In truth, though, the true alienness existed inside this cab, not without.

“So tell me about them,” Nora said. “Twice they’ve come for me, now. Who are these slaughter nuns, and why do they want me dead?”

“It’s Damastes.”

“They think I serve him?”

Selene shrugged. “Whether they do or not, that’s not their concern. They want him dead and gone. Except … they want that for all the wrong reasons.”

“What do you mean?”

“The ‘slaughter nuns,’ as you call them, are an honorable group.”

“Could’ve fooled me.”

“Their real name is the Androktasiai.”

Nora nodded. The nun had mentioned that name back in Florence, before trying to rip out her spine.

“They believe themselves to be inhabited by the spirits of the Androktasiai. In Greek mythology these were female spirits of honorable killing, such as on the battlefield. They have pride and commitment.”

“Great. More gods of murder and death. Why couldn’t I be possessed by the god of orgasm? Or ice cream?” Nora knew she wasn’t making sense. She felt hysteria lurking around the corner, and now that she was sitting and resting, tiredness allowed it closer. She squeezed her eyes shut and felt the caffeine blasting through her system. But it wasn’t enough, and it would not last for long.

“In a way, they’re on your side,” Selene said. “They despise the Children of Phonos and what they’re trying to do.”

“Trying to kill me is a funny way of getting me on their side.”

“Well, their hatred of Damastes is strong.”

Nora sensed him shifting within her, and she glanced around the interior of the cab. The temptation to pick a shadow and flee into it was great. She could fall into darkness and seek somewhere safe. But where was safe? Home, stained with the blood of a dead slaughter nun? Sam’s hospital room?

Anywhere?

“So they want me dead because they think that’ll kill Damastes.”

“They think it’s worth a shot.”

“How do you know so much about them?” Nora asked, but she didn’t need telling, and Selene’s raised eyebrow said it all.

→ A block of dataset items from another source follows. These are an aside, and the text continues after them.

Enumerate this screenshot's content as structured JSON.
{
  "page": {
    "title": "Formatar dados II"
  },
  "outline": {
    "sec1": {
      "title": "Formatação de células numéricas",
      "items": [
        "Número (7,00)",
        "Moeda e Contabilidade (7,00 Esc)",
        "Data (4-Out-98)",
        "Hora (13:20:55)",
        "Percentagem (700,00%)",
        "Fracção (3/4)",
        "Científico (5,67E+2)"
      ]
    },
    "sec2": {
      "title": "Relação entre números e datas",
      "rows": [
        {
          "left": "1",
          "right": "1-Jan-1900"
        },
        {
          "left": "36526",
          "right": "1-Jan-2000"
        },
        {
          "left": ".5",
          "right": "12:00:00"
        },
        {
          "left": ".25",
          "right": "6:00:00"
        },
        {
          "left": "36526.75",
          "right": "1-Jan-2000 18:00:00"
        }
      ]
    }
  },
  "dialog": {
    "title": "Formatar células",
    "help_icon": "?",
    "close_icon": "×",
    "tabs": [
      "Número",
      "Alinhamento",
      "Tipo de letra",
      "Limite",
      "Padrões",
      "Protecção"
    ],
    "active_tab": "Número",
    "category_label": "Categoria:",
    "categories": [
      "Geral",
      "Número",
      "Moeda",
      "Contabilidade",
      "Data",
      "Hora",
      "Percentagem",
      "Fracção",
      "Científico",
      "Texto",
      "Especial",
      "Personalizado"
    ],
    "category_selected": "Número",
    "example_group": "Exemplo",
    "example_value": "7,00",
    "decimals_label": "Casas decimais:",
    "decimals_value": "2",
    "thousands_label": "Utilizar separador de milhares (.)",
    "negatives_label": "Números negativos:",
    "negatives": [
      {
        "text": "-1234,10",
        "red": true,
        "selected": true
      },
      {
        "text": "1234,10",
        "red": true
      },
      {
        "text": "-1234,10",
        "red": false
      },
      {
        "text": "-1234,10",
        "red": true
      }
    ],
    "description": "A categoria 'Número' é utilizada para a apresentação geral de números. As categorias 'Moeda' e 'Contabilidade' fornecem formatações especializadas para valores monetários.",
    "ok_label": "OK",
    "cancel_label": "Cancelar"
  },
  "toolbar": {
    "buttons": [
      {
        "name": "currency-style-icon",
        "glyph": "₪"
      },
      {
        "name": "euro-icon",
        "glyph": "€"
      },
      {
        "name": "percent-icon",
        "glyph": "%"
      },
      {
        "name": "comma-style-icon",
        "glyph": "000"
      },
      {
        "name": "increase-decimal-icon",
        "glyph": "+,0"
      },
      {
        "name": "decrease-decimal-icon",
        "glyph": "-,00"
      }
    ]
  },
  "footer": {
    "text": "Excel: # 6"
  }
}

Nora sighed. “So let me guess … they want you dead, too, because you left them.”

“Other way around. I left because they wanted me dead.”

“Huh?”

“Because I knew the truth. They know it, too, most of them, but they won’t admit it.”

“So what’s the truth?”

Selene eyed Nora for some time, and she’d never felt so analyzed before. It became uncomfortable, then almost painful, sitting beneath the gaze of this strange, deadly woman. The lure of the shadows had never felt stronger, yet Indigo held back. She knew that the truth was more important than anything else, and she was convinced that this woman carried it. To run now could only be folly.

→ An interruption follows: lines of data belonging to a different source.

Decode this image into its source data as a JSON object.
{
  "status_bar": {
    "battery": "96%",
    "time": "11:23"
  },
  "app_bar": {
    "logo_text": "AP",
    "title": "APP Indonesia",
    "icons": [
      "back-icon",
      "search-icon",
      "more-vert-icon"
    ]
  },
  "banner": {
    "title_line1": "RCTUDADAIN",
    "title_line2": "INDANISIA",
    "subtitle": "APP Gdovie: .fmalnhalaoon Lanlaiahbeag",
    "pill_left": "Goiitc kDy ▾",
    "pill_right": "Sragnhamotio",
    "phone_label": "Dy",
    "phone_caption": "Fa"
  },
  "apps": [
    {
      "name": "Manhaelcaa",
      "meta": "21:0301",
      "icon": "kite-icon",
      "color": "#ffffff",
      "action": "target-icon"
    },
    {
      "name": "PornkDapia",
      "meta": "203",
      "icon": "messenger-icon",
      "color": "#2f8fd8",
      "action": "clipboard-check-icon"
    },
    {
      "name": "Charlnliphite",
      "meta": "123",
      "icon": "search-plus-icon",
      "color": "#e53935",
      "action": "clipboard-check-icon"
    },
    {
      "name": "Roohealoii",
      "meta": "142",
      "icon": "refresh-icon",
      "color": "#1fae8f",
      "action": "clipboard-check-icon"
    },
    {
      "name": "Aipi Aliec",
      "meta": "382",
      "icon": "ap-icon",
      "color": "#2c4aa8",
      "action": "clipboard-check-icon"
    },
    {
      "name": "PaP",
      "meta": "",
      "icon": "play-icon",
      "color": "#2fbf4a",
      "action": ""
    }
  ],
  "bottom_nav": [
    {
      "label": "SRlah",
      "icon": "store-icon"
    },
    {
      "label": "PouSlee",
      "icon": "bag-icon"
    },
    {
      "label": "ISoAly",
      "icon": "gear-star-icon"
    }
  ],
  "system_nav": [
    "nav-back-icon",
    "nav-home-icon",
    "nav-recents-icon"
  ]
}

“I can’t tell you until you’ve learned to control it.”

“You mean Damastes? It thinks you’re a bitch.”

“Because it’s scared of me.” Selene let that lie for a while, turning away from Nora and staring from the window.

“How long?” Nora asked the driver.

“Ten minutes. You want me to take a shortcut?”

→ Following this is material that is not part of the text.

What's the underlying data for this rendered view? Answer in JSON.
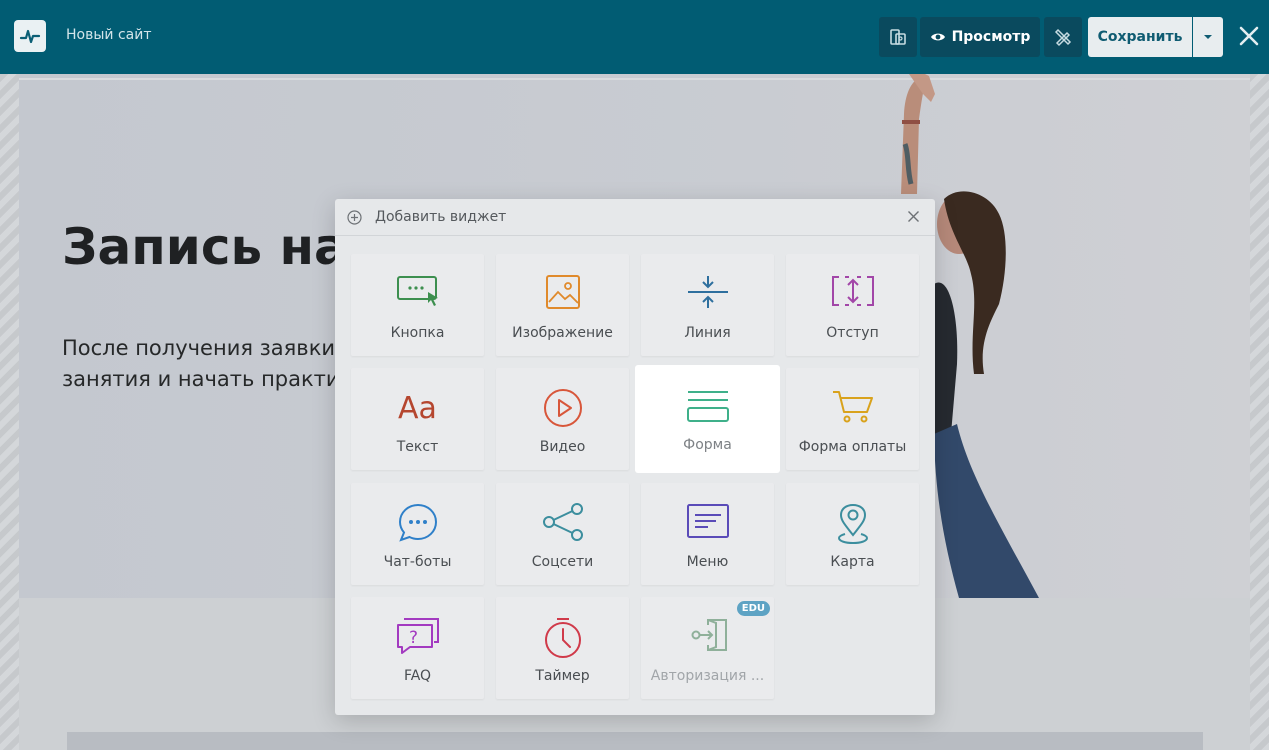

“No. That’s fine.” Nora nursed her phone, willing Sam to text her more information about who or what she might be about to face. The phone remained silent. She was nervous but excited, a strange combination considering the things she’d seen and done over the past couple of days.

“So how do I control it?” she asked quietly, fearing a harsh reaction from the thing she carried. There was nothing. A silence, a stillness, that of something listening and watching. Nora couldn’t dare believe that Damastes was afraid of Selene, but he was certainly cautious and wary. Perhaps for now that was enough.

“There are ways,” Selene said. “I can tell you and show you. But it’ll need calmer surroundings than a cab in the middle of the city.”

“Like a Tibetan monastery?”

Selene threw Nora a confused look, and Nora smiled in return.

The cab pulled up outside a four-story town house, and while Selene paid the fare, Nora’s phone buzzed again. Sam.

Matt O’Hagan was accused of assaulting a pupil. His lawyer got him off.

Nora sighed heavily. “Lemme guess which lawyer,” she muttered, and remembered Bullington leaping for the window, accepting death rather that the anger of the Phonoi.

“Okay?” Selene had left the vehicle and was holding the door for Nora, and suddenly Indigo was there, cool and calm and ready to dig heavily into the past. At the warehouse she’d displayed her fury, a rage fed by the bloody, ritualistic murders of children. Here, now, her anger was deeper, but also more in control.

This was about knowledge ahead of revenge.